Feature As technology advances, video codecs come and go naturally enough. But while H.265 is still waiting in the wings, we should pay tribute to the groundbreaking H.264, which is a decade old this month.
H.264 is possibly not the snappiest or most memorable name, but even 10 years on it remains an important video coding standard, one that made HDTV possible. John Watkinson has had the phrase "industry standard" attributed to most of his numerous publications on digital audio and video – he really did write the book on MPEG – and he examines the life of this enduring codec for The Register.
The big picture
The great advantage of the digital domain is that it is possible to use the techniques of error correction and time-base stabilisation to deliver data to any desired accuracy and time stability. But simple digitisation cannot be used for the distribution of digital television because of the huge data rate it creates.
Every digital still camera owner knows the image is divided into millions of pixels, but in television we are going to send a new picture many times per second. It is easy to see that the resultant data rate is going to be phenomenal. Digital television would be neither practical nor economic without some reduction of that data rate. Compression is the solution, which means we need an encoder at the transmitting side and a matching decoder at the TV.

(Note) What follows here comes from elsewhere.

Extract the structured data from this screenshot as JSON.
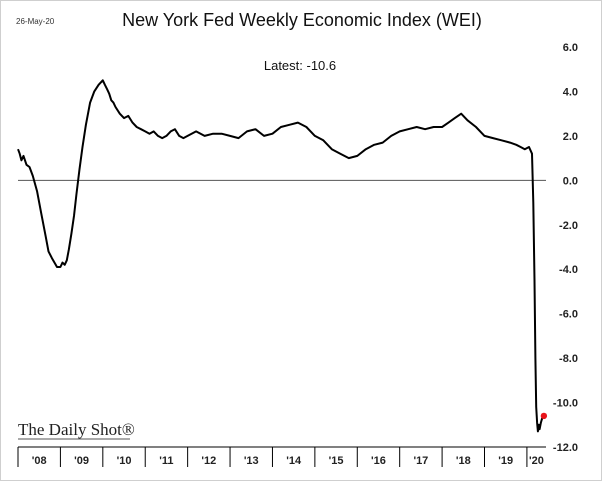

The International Standards Organisation (ISO) recognised the requirement for image compression standards quite early and set up JPEG, the Joint Photographic Experts Group and MPEG, the Moving Picture Experts Group. These groups have been responsible for standardised compression codes used extensively and successfully in today’s still pictures, digital cinema images, digital television and the associated audio.
One of the reasons for their success is that the ISO is able to bring together expertise from across the industry. Standards are not one individual’s bright idea, but incorporate the ideas of many. The ISO has also excelled at producing standards that are relevant. For example, it’s no good standardising the world’s best compression system if it needs a computer the size of a house to run it.
H.264 relies on various algorithms to deliver a range of profiles for different scenarios
CAVLC: Context-adaptive variable-length coding; CABAC: Context-adaptive binary arithmetic coding; FRExt: Fidelity Range Extensions
The adoption of a range of compression profiles addressed that problem. Low-cost hardware could achieve a lower compression factor by omitting some of the clever tricks. A wide variety of picture sizes is also supported.
Another difficulty with standards is that if they are too rigid they impede progress. That one was overcome in MPEG when it standardised the syntax of the communication between encoder and decoder. The standards do not specify the encoder, only the language it must speak to the decoder. In that way the encoding of algorithms could improve over time and there could be competition between encoder designs which would still be compatible with compliant decoders.
MPEG-1 was the first codec which was limited in the size of the images it could handle, but which nevertheless hinted at what was to come. MPEG-2 was able to handle both standard definition and high definition television, but the compression factors it achieved were only really viable for standard definition. The work leading to MPEG-3 was completed at much the same time as MPEG-2 and was incorporated into it, so there is no separate MPEG-3 standard.
MPEG-4 built on MPEG-2 and provided a comprehensive set of coding tools with a relevance far beyond television. It also supported applications such as computer-rendered video and video games. H.264 is a subset of MPEG-4 which was optimised for high definition television and which actually made HD broadcasting possible.
The scalability of H.264 has been key to its enduring utilisation
H.264 is complicated and it is only possible to give a general outline of how it works, but even at that level what it does is fascinating. It is probably a good idea to say something about information. We all use it, but without necessarily knowing what it is. Suppose someone tells you that it is daybreak. Is that information? Actually no, because daybreak is predictable and unsurprising: the ultimate everyday event. So one of the ways we judge information is how surprising it is, not in itself, but to us, the recipient.
For example, the discovery of Australia was only surprising to the English. The Australian Aboriginals certainly weren't surprised. But once you know of the existence of Australia, is it information if you are told about it again? Of course not: the element of surprise was absent and the second version of the message was redundant. So a good definition of information is something that could not have been predicted by the recipient.